The Cardinals showed no ill effects of a hangover stemming from the loss earlier this week at North Carolina, but instead it was as dominant a performance as they’ve had in weeks.

On the losing side of the ledger are the Orange, who looked to be building some momentum after a three-game losing streak by beating Duke on Wednesday. Then, the Blue Devils went and lost to Miami and Syracuse just got smashed by another ACC contender. That doesn’t inspire a ton of confidence.

For Syracuse, it looks destined to spend another Selection Sunday sweating, though there’s certainly enough time for it to go either way. The Orange can really only hurt themselves until the ACC tournament with Georgia Tech heading to the Carrier Dome this week. That’s a game Syracuse will need to win, lest they really want the pressure ratcheted up in Brooklyn.

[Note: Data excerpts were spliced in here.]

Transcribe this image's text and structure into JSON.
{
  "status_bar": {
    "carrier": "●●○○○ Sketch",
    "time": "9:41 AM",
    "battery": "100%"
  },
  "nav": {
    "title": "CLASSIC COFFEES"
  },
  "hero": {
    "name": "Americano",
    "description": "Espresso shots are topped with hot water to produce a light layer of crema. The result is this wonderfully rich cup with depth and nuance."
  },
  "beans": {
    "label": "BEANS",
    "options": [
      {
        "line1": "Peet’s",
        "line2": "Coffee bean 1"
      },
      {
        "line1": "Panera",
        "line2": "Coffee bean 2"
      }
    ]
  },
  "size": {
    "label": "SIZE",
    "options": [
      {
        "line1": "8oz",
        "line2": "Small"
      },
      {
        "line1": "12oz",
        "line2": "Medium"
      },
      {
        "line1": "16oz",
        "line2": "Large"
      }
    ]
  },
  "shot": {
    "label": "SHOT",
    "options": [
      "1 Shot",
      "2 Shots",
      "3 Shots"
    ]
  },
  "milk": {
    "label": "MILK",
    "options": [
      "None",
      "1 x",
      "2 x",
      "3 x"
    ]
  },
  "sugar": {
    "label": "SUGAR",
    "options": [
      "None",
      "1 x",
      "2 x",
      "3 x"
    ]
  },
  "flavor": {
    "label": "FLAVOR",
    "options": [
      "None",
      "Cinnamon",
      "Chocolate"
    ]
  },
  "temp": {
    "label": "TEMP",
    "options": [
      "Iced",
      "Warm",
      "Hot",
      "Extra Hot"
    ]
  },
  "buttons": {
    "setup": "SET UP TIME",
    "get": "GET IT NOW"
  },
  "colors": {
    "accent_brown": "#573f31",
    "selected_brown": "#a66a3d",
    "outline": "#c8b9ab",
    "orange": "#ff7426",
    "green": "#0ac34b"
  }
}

A big part of the issue for Syracuse pinning its hopes on the ACC tournament is its total lack of depth. Tyler Lydon and Andrew White both went at least 40 minutes for the 11- and 10-straight games, respectively. Syracuse played seven and got 28 minutes total from its bench.

With a few days typically between days, that’s pretty sustainable for the regular season, but those minutes are sure to weigh on players going on back-to-back (and maybe longer) days.